5. He did his doctorate under Josef Stefan at Vienna, r4eceiving his Ph.D. in (1866) and had two teaching appointments at Vienna and one each in Graz and Munich. He was offered a chair in Berlin, but eventually declined after having first accepted. Stefan was not his thesis adviser, incidentally, as theses were not required at Vienna in those days. The famous Stefan-Boltzmann law (cf. Appendix 9.1 for its derivation) did not hail from Boltzmann's student days; it was published in 1884 during his tenure at Graz. Cf. Sec. 9.4.
6. Like many readers of this journal I have spent most of my professional life trying to solve various versions of the Boltzmann equation, but I never worried too much about things like entropy.
7. The H-theorem is "derived" in Appendix 5.3. The quotation marks (called 'inverted commas' in this book) refer to the mathematical difficulties involved when the space-inhomogeneous case is considered.
8. The laws of quantum mechanics are not really reversible, since the wave packet "collapses" when a measurement is made.
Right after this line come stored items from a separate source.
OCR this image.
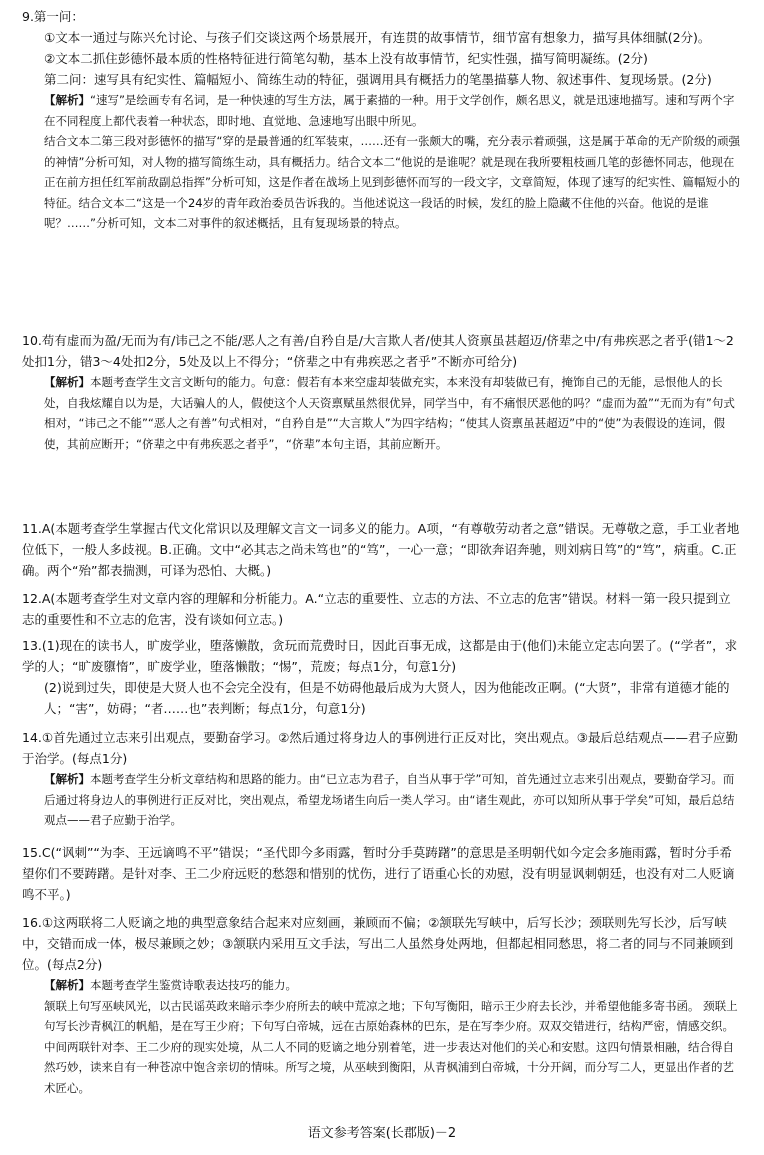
9.第一问：

①文本一通过与陈兴允讨论、与孩子们交谈这两个场景展开，有连贯的故事情节，细节富有想象力，描写具体细腻(2分)。

②文本二抓住彭德怀最本质的性格特征进行简笔勾勒，基本上没有故事情节，纪实性强，描写简明凝练。(2分)

第二问：速写具有纪实性、篇幅短小、简练生动的特征，强调用具有概括力的笔墨描摹人物、叙述事件、复现场景。(2分)

【解析】“速写”是绘画专有名词，是一种快速的写生方法，属于素描的一种。用于文学创作，颇名思义，就是迅速地描写。速和写两个字在不同程度上都代表着一种状态，即时地、直觉地、急速地写出眼中所见。

结合文本二第三段对彭德怀的描写“穿的是最普通的红军装束，……还有一张颇大的嘴，充分表示着顽强，这是属于革命的无产阶级的顽强的神情”分析可知，对人物的描写简练生动，具有概括力。结合文本二“他说的是谁呢？就是现在我所要粗枝画几笔的彭德怀同志，他现在正在前方担任红军前敌副总指挥”分析可知，这是作者在战场上见到彭德怀而写的一段文字，文章简短，体现了速写的纪实性、篇幅短小的特征。结合文本二“这是一个24岁的青年政治委员告诉我的。当他述说这一段话的时候，发红的脸上隐藏不住他的兴奋。他说的是谁呢？……”分析可知，文本二对事件的叙述概括，且有复现场景的特点。

10.苟有虚而为盈/无而为有/讳己之不能/恶人之有善/自矜自是/大言欺人者/使其人资禀虽甚超迈/侪辈之中/有弗疾恶之者乎(错1～2处扣1分，错3～4处扣2分，5处及以上不得分；“侪辈之中有弗疾恶之者乎”不断亦可给分)

【解析】本题考查学生文言文断句的能力。句意：假若有本来空虚却装做充实，本来没有却装做已有，掩饰自己的无能，忌恨他人的长处，自我炫耀自以为是，大话骗人的人，假使这个人天资禀赋虽然很优异，同学当中，有不痛恨厌恶他的吗？“虚而为盈”“无而为有”句式相对，“讳己之不能”“恶人之有善”句式相对，“自矜自是”“大言欺人”为四字结构；“使其人资禀虽甚超迈”中的“使”为表假设的连词，假使，其前应断开；“侪辈之中有弗疾恶之者乎”，“侪辈”本句主语，其前应断开。

11.A(本题考查学生掌握古代文化常识以及理解文言文一词多义的能力。A项，“有尊敬劳动者之意”错误。无尊敬之意，手工业者地位低下，一般人多歧视。B.正确。文中“必其志之尚未笃也”的“笃”，一心一意；“即欲奔诏奔驰，则刘病日笃”的“笃”，病重。C.正确。两个“殆”都表揣测，可译为恐怕、大概。)

12.A(本题考查学生对文章内容的理解和分析能力。A.“立志的重要性、立志的方法、不立志的危害”错误。材料一第一段只提到立志的重要性和不立志的危害，没有谈如何立志。)

13.(1)现在的读书人，旷废学业，堕落懒散，贪玩而荒费时日，因此百事无成，这都是由于(他们)未能立定志向罢了。(“学者”，求学的人；“旷废隳惰”，旷废学业，堕落懒散；“惕”，荒废；每点1分，句意1分)

(2)说到过失，即使是大贤人也不会完全没有，但是不妨碍他最后成为大贤人，因为他能改正啊。(“大贤”，非常有道德才能的人；“害”，妨碍；“者……也”表判断；每点1分，句意1分)

14.①首先通过立志来引出观点，要勤奋学习。②然后通过将身边人的事例进行正反对比，突出观点。③最后总结观点——君子应勤于治学。(每点1分)

【解析】本题考查学生分析文章结构和思路的能力。由“已立志为君子，自当从事于学”可知，首先通过立志来引出观点，要勤奋学习。而后通过将身边人的事例进行正反对比，突出观点，希望龙场诸生向后一类人学习。由“诸生观此，亦可以知所从事于学矣”可知，最后总结观点——君子应勤于治学。

15.C(“讽刺”“为李、王远谪鸣不平”错误；“圣代即今多雨露，暂时分手莫踌躇”的意思是圣明朝代如今定会多施雨露，暂时分手希望你们不要踌躇。是针对李、王二少府远贬的愁怨和惜别的忧伤，进行了语重心长的劝慰，没有明显讽刺朝廷，也没有对二人贬谪鸣不平。)

16.①这两联将二人贬谪之地的典型意象结合起来对应刻画，兼顾而不偏；②颔联先写峡中，后写长沙；颈联则先写长沙，后写峡中，交错而成一体，极尽兼顾之妙；③颔联内采用互文手法，写出二人虽然身处两地，但都起相同愁思，将二者的同与不同兼顾到位。(每点2分)

【解析】本题考查学生鉴赏诗歌表达技巧的能力。

颔联上句写巫峡风光，以古民谣英政来暗示李少府所去的峡中荒凉之地；下句写衡阳，暗示王少府去长沙，并希望他能多寄书函。 颈联上句写长沙青枫江的帆船，是在写王少府；下句写白帝城，远在古原始森林的巴东，是在写李少府。双双交错进行，结构严密，情感交织。

中间两联针对李、王二少府的现实处境，从二人不同的贬谪之地分别着笔，进一步表达对他们的关心和安慰。这四句情景相融，结合得自然巧妙，读来自有一种苍凉中饱含亲切的情味。所写之境，从巫峡到衡阳，从青枫浦到白帝城，十分开阔，而分写二人，更显出作者的艺术匠心。

语文参考答案(长郡版)－2
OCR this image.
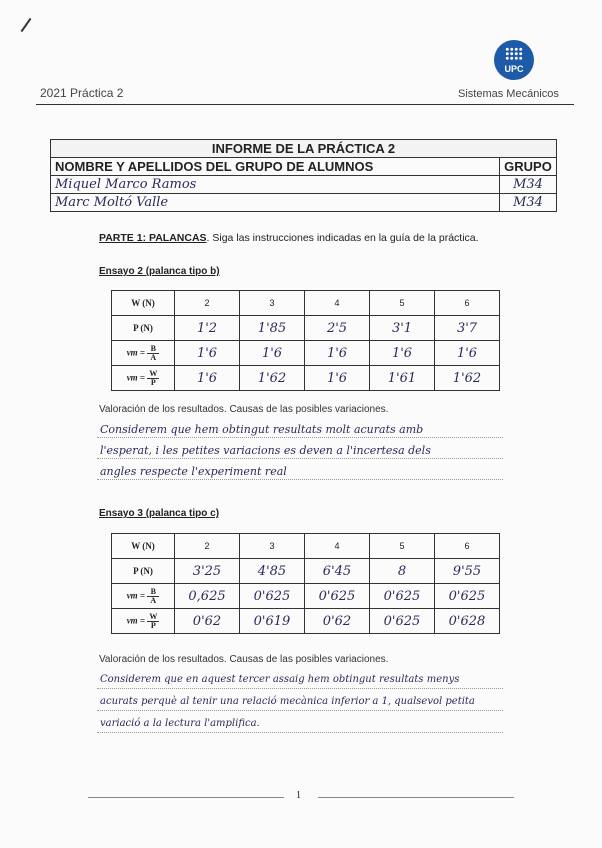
2021 Práctica 2
UPC
Sistemas Mecánicos
INFORME DE LA PRÁCTICA 2	
NOMBRE Y APELLIDOS DEL GRUPO DE ALUMNOS	GRUPO
Miquel Marco Ramos	M34
Marc Moltó Valle	M34
PARTE 1: PALANCAS. Siga las instrucciones indicadas en la guía de la práctica.
Ensayo 2 (palanca tipo b)
W (N)	2	3	4	5	6
P (N)	1'2	1'85	2'5	3'1	3'7
vm = $\frac{B}{A}$	1'6	1'6	1'6	1'6	1'6
vm = $\frac{W}{P}$	1'6	1'62	1'6	1'61	1'62
Valoración de los resultados. Causas de las posibles variaciones.
Considerem que hem obtingut resultats molt acurats amb
l'esperat, i les petites variacions es deven a l'incertesa dels
angles respecte l'experiment real
Ensayo 3 (palanca tipo c)
W (N)	2	3	4	5	6
P (N)	3'25	4'85	6'45	8	9'55
vm = $\frac{B}{A}$	0,625	0'625	0'625	0'625	0'625
vm = $\frac{W}{P}$	0'62	0'619	0'62	0'625	0'628
Valoración de los resultados. Causas de las posibles variaciones.
Considerem que en aquest tercer assaig hem obtingut resultats menys
acurats perquè al tenir una relació mecànica inferior a 1, qualsevol petita
variació a la lectura l'amplifica.
1
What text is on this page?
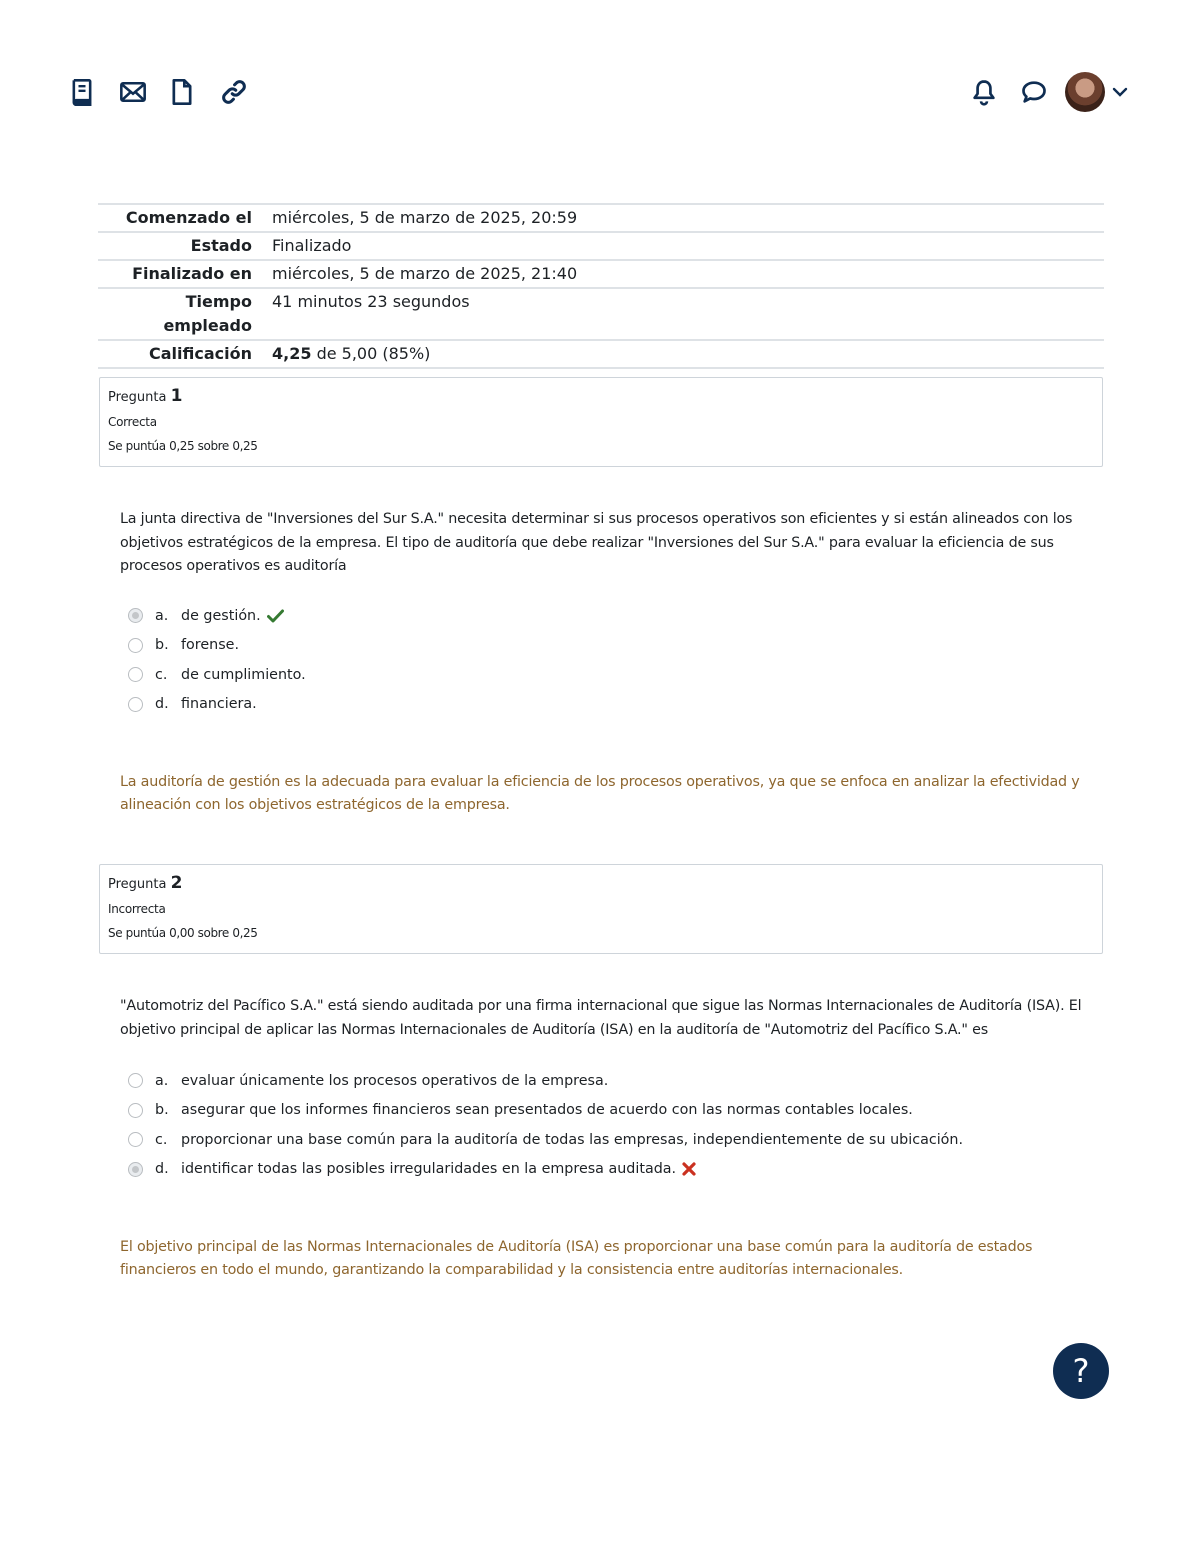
Comenzado el	miércoles, 5 de marzo de 2025, 20:59
Estado	Finalizado
Finalizado en	miércoles, 5 de marzo de 2025, 21:40
Tiempo empleado	41 minutos 23 segundos
Calificación	4,25 de 5,00 (85%)
Pregunta 1
Correcta
Se puntúa 0,25 sobre 0,25

La junta directiva de "Inversiones del Sur S.A." necesita determinar si sus procesos operativos son eficientes y si están alineados con los objetivos estratégicos de la empresa. El tipo de auditoría que debe realizar "Inversiones del Sur S.A." para evaluar la eficiencia de sus procesos operativos es auditoría

a. de gestión.
b. forense.
c. de cumplimiento.
d. financiera.

La auditoría de gestión es la adecuada para evaluar la eficiencia de los procesos operativos, ya que se enfoca en analizar la efectividad y alineación con los objetivos estratégicos de la empresa.

Pregunta 2
Incorrecta
Se puntúa 0,00 sobre 0,25

"Automotriz del Pacífico S.A." está siendo auditada por una firma internacional que sigue las Normas Internacionales de Auditoría (ISA). El objetivo principal de aplicar las Normas Internacionales de Auditoría (ISA) en la auditoría de "Automotriz del Pacífico S.A." es

a. evaluar únicamente los procesos operativos de la empresa.
b. asegurar que los informes financieros sean presentados de acuerdo con las normas contables locales.
c. proporcionar una base común para la auditoría de todas las empresas, independientemente de su ubicación.
d. identificar todas las posibles irregularidades en la empresa auditada.

El objetivo principal de las Normas Internacionales de Auditoría (ISA) es proporcionar una base común para la auditoría de estados financieros en todo el mundo, garantizando la comparabilidad y la consistencia entre auditorías internacionales.

?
Roger Penrose is quoted (page 118) as having suggested this as a possible origin of irreversibility. I suggested the same thing, thirty years ago, in the discussion period after a colloquium by Eugene Wigner. Wigner completely pooh-poohed my idea.
9. We recall that Gibbs assumed the ergodic hypothesis to justify his use of ensemble averages in place of time averages. (This hypothesis asserted that a system, represented by a point in phase-space, passes, in the fullness of time, through every point in the space). In he early 20th century mathematicians realized that this hypothesis had to be false, on the basis of measure-theoretical arguments, but it was replaced with the "quasi-ergodic" hypothesis, that the point comes arbitrarily close to every point. This was proved by Garrett Birkhoff. (More precisely, as Cercignani explains on page 150, an ergodic system is one which does not possess any sets which are invariant under the dynamics except sets of measure zero. Ergodic theory has become a topic studied by pure mathematicians. To learn more visit www.math.psu.edu/kra)
10. Including such linguistic delights as the "double infinitive." For example "When he not to travel to be able has, so have I him lunch every day brought." (Wann er nicht fahren können hat, so habe ich ihm Mittagessen täglich gebracht.) This syntax, which contributes to the poetic beauty of the German language, sounds absurd in English.